Neste mês de março de 2023, a Missão Casa de Verde que acolhe pessoas em situação de  rua, em Londrina, completa dez anos de fundação, sem muito a comemorar. Afinal, a crescente demanda pelos serviços da instituição revela um problema socioeconômico que não corresponde ao modelo de desenvolvimento que se espera de uma nação com tantas riquezas como o Brasil, mas corrobora para evidenciar o abismo criado pela má distribuição de renda  cada dia mais profundo.

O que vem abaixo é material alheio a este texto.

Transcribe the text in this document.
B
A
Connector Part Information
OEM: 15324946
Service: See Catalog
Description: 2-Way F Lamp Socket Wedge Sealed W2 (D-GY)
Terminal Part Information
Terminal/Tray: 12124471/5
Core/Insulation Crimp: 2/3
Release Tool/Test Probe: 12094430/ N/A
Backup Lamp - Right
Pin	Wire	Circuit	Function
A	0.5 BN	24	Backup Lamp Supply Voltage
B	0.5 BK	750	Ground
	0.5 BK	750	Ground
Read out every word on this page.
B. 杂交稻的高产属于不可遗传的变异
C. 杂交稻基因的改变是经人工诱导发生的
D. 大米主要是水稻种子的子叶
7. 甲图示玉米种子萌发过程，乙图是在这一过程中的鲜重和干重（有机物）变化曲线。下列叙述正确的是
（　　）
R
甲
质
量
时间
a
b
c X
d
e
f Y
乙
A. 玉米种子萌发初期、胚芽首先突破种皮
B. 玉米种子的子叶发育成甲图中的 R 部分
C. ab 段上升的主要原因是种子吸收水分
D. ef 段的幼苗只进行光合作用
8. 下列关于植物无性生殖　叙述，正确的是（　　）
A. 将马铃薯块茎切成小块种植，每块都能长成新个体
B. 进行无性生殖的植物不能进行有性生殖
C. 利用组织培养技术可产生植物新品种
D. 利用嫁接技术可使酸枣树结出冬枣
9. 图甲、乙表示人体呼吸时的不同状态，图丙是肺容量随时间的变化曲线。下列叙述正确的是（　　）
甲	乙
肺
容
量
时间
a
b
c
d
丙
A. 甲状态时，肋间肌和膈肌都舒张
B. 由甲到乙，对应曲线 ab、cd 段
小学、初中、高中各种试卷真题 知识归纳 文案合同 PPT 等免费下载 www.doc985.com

Segundo o presidente da organização não governamental (ONG), Márcio Eduardo da Silva,  a estimativa atual é de que existem em torno de 6 mil moradores em situação de rua em Londrina. “Há 10 anos, eram 700 a 800, na cidade”, compara. O pior é o sentimento de frustração por não ter os resultados que deseja, mesmo assim, persiste porque sabe da necessidade do acolhimento. “Sou feliz por encontrar no meio de tantos que não querem ajuda, quem quer e precisa. Fico feliz ao saber das pessoas que já passaram pela Casa Verde, muitas vezes, por problemas com drogas vivendo nas ruas, que hoje é pai, tem uma família e está na Bahia, Santa Catarina ou aqui mesmo em Londrina e reconstruiu a vida depois que esteve na nossa casa”, garante Márcio.

Márcio Eduardo da Silva, presidente da Missão Casa Verde

EMPENHO – “Olho para o que deu certo. Não deixo o sentimento de fracasso me abalar porque este é um problema sistêmico no Brasil. A gente trabalha para dar oportunidade para quem quer, mas é uma minoria com este desejo”, afirma. Segundo a administração da entidade, até o ano passado, cerca de 1,7 mil pessoas receberam alimentação, moradia e cuidados de saúde viabilizados junto ao serviço público do município.   

A Missão Casa Verde, atualmente, atende 20 mulheres em situação de rua. Até meados deste ano, segundo Márcio da Silva, vai entrar em funcionamento o espaço exclusivo para homens. São mais 35 vagas. O público da ONG é encaminhado pelo Serviço Especializado para Pessoas em Situação de Rua (Centro POP), da prefeitura de Londrina. Uma Central de Vagas monitora as quatro instituições de acolhimento da cidade e distribui as pessoas que precisam de um lugar para dormir, tomar banho, e se alimentar. Outros serviços como atendimento psicológico e assistência social também são oferecidos. 

 “Começamos a atender as mulheres porque não havia nenhuma instituição cuidando delas na cidade. A maioria é vítima de violência doméstica e enfrenta problemas com droga”, relata Márcio Silva, presidente da Casa Verde. Em sete meses (agosto de 2022 a fevereiro de 2023) , foram atendidas 314 mulheres.

Ao optar pelo acolhimento de mulheres, Márcio – que começou sozinho este trabalho depois de pedir demissão na empresa de ônibus onde trabalhava como porteiro, em Londrina- lembra que o perfil feminino exige um atendimento diferenciado, principalmente, em relação ao espaço físico. “A dinâmica com as mulheres é outra. Você pode ter 200 homens em um barracão e não ter problemas. Já as mulheres têm dificuldade com muita gente, gostam de cuidar da casa, querem espaço. O ideal é ter apenas três ou quatro mulheres em um mesmo quarto”, constata. 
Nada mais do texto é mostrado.